Vendredi 4 avril, 17h. Christiane Taubira pénètre dans la Salle des criées du TGI de Paris remplie de monde et de chaleur. La garde des Sceaux a tenu à participer au colloque annuel de l’ANJAP, association qui, souligne la ministre, « a contribué de façon significative à la réflexion sur les aménagements de peine, sur l’exécution de la peine, sur la réinsertion dans la société ». Un travail de réflexion de qualité qui a fait de l’ANJAP « de véritables partenaires » consultés par la garde des Sceaux dans le cadre du processus d’écriture de ce projet de loi de prévention de la récidive.

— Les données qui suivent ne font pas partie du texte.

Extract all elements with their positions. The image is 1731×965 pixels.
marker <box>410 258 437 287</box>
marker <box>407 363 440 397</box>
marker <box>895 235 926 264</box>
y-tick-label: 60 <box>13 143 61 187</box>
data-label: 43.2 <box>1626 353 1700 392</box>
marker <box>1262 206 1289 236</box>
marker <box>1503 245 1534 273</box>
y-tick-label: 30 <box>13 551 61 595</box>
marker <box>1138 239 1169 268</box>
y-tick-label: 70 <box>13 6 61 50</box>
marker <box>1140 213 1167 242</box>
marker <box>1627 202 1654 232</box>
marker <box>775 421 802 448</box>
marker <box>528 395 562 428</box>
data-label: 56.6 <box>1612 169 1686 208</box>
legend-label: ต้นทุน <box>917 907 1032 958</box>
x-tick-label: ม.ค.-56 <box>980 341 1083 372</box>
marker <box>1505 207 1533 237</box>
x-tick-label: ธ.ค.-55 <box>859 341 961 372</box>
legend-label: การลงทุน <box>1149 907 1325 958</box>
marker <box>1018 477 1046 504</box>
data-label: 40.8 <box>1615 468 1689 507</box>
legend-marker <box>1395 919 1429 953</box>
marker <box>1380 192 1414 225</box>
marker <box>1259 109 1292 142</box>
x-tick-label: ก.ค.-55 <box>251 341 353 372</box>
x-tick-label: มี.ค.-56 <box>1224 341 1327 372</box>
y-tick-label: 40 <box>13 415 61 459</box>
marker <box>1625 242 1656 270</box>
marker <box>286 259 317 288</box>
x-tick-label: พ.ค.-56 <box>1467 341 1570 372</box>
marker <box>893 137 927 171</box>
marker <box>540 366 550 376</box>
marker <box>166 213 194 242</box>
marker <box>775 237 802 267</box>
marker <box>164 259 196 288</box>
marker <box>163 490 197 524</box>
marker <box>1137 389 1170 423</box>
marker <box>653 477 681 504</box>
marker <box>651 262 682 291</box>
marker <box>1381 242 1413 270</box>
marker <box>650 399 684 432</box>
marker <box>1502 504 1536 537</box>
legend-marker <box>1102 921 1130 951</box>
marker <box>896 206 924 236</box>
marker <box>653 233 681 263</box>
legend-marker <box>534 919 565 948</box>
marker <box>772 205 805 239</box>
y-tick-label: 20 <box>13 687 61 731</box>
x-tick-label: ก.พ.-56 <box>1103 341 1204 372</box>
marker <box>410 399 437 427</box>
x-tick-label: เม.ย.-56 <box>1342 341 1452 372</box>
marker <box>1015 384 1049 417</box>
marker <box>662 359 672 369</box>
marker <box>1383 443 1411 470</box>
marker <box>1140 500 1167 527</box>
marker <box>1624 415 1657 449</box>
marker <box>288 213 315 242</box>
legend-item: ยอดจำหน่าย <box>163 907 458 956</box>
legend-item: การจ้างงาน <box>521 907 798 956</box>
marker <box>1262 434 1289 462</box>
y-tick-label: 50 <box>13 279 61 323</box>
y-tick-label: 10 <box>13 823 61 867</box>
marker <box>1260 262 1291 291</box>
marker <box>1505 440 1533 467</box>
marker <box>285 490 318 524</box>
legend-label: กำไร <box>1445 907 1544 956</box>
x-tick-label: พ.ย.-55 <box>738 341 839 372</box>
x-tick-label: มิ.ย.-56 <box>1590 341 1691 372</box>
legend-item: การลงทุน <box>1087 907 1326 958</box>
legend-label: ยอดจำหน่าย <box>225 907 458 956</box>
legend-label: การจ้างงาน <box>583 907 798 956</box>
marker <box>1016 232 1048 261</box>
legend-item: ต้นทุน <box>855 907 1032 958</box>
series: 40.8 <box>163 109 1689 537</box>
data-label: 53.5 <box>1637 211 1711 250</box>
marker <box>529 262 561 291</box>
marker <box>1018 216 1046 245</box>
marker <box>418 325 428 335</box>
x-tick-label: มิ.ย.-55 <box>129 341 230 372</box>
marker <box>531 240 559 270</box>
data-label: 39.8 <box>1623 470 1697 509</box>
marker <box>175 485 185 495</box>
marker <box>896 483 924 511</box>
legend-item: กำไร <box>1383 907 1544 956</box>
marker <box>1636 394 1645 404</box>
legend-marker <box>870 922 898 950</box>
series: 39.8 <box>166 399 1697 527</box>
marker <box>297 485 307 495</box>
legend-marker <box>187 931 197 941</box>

Colloque annuel de l’Association nationale des juges de l’application des peines - © MJ-DICOM-Caroline MontagnéAu lendemain du remaniement gouvernemental, c’est justement aux professionnels parmi les plus concernés par la réforme pénale que la garde des Sceaux a souhaité s’adresser. Sur le contenu du projet de loi, elle a appelé les magistrats à s’approprier les nouvelles mesures qu’il comporte, « Il reposera sur les magistrats de donner vie et vitalité à cette contrainte pénale et à cette libération sous contrainte ».

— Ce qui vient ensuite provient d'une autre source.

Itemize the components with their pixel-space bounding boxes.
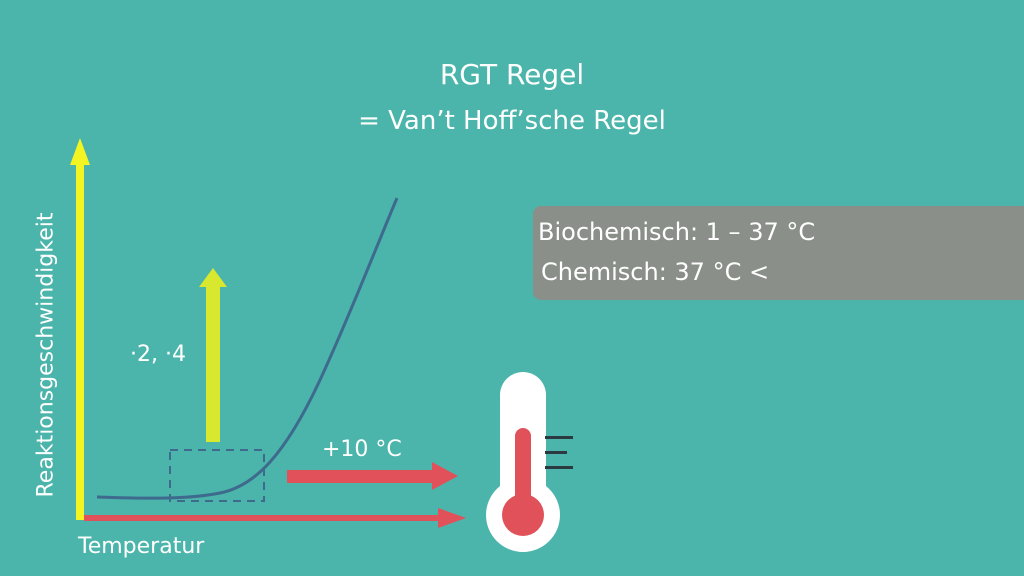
reaction-rate-curve (96, 197, 399, 500)
y-axis-arrow (70, 138, 90, 520)
info-box: Biochemisch: 1 – 37 °C Chemisch: 37 °C < (533, 206, 1024, 300)
thermometer-icon (486, 372, 573, 552)
temperature-step-arrow (287, 462, 458, 490)
y-axis-label: Reaktionsgeschwindigkeit (33, 212, 59, 498)
page-title: RGT Regel (439, 58, 585, 91)
info-line-biochemisch: Biochemisch: 1 – 37 °C (538, 218, 816, 246)
factor-label: ·2, ·4 (130, 342, 186, 367)
info-line-chemisch: Chemisch: 37 °C < (541, 258, 770, 286)
temperature-step-label: +10 °C (322, 437, 402, 462)
factor-arrow (199, 268, 227, 442)
dashed-box (169, 449, 265, 502)
x-axis-arrow (84, 508, 466, 528)
page-subtitle: = Van’t Hoff’sche Regel (358, 106, 666, 136)
x-axis-label: Temperatur (78, 534, 205, 559)
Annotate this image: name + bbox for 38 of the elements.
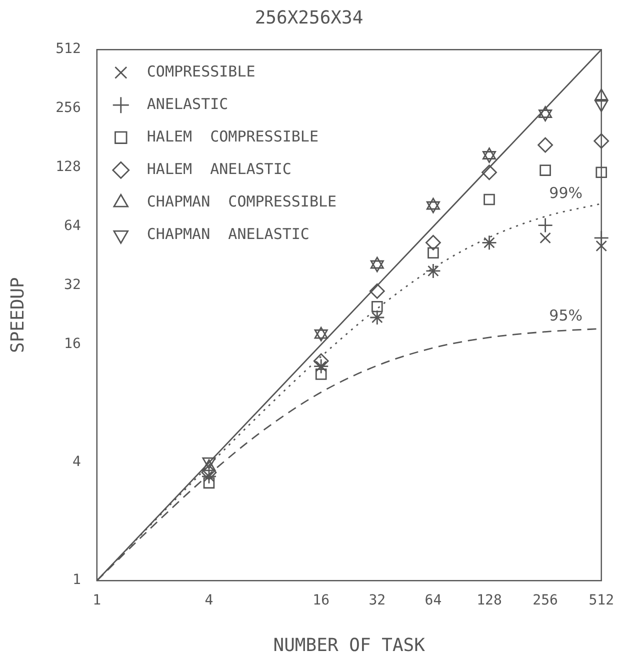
point xyxy=(540,164,551,176)
chart-title: 256X256X34 xyxy=(254,7,364,28)
y-tick-label: 512 xyxy=(56,41,81,58)
y-tick-label: 4 xyxy=(72,454,81,470)
legend-label: HALEM ANELASTIC xyxy=(146,160,292,178)
x-tick-label: 32 xyxy=(368,592,386,609)
x-tick-label: 16 xyxy=(312,592,330,609)
point xyxy=(315,368,327,380)
point xyxy=(372,300,383,312)
annotation: 95% xyxy=(549,306,583,324)
legend-label: HALEM COMPRESSIBLE xyxy=(146,127,318,146)
y-tick-label: 1 xyxy=(72,572,81,588)
y-tick-label: 128 xyxy=(56,159,81,176)
x-tick-label: 128 xyxy=(476,592,502,609)
point xyxy=(369,283,385,299)
x-axis-title: NUMBER OF TASK xyxy=(273,634,426,656)
x-tick-label: 512 xyxy=(588,592,614,609)
annotation: 99% xyxy=(549,184,583,202)
x-tick-label: 64 xyxy=(424,592,442,609)
point xyxy=(484,194,495,206)
point xyxy=(428,247,439,259)
y-axis-title: SPEEDUP xyxy=(7,277,28,354)
legend-label: ANELASTIC xyxy=(146,94,228,113)
legend-label: CHAPMAN COMPRESSIBLE xyxy=(146,192,337,210)
legend-label: CHAPMAN ANELASTIC xyxy=(146,224,310,243)
y-tick-label: 16 xyxy=(64,336,81,352)
point xyxy=(426,234,441,250)
y-tick-label: 32 xyxy=(64,277,81,294)
point xyxy=(482,164,497,180)
point xyxy=(538,137,554,153)
y-tick-label: 64 xyxy=(64,218,81,234)
legend-label: COMPRESSIBLE xyxy=(146,62,256,80)
point xyxy=(596,166,608,178)
point xyxy=(594,133,610,149)
y-tick-label: 256 xyxy=(56,100,81,116)
x-tick-label: 4 xyxy=(204,592,214,609)
x-tick-label: 1 xyxy=(92,592,102,609)
x-tick-label: 256 xyxy=(532,592,558,609)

La réussite de la réforme pénale dépend également de la volonté du pouvoir politique, une mobilisation que Christiane Taubira a tenu à réaffirmer « il revient à l’exécutif, au pouvoir politique, de mettre en place les politiques publiques qui permettront vraiment la réalisation de cette peine en milieu ouvert et des processus d’accompagnement qui vont éviter des sorties sèches ». Et la ministre de notamment rappeler que, pour accompagner la réforme, le gouvernement s’est engagé à créer 1 000 postes de fonctionnaires d’ici trois ans afin de renforcer le corps des conseillers pénitentiaires d’insertion et de probation.

Enfin, aux interrogations autour de l’examen du projet de loi au Parlement, Christiane Taubira a répondu que, bien que décalé dans le calendrier, « le texte est maintenu » et que son examen aura lieu dans les meilleurs délais.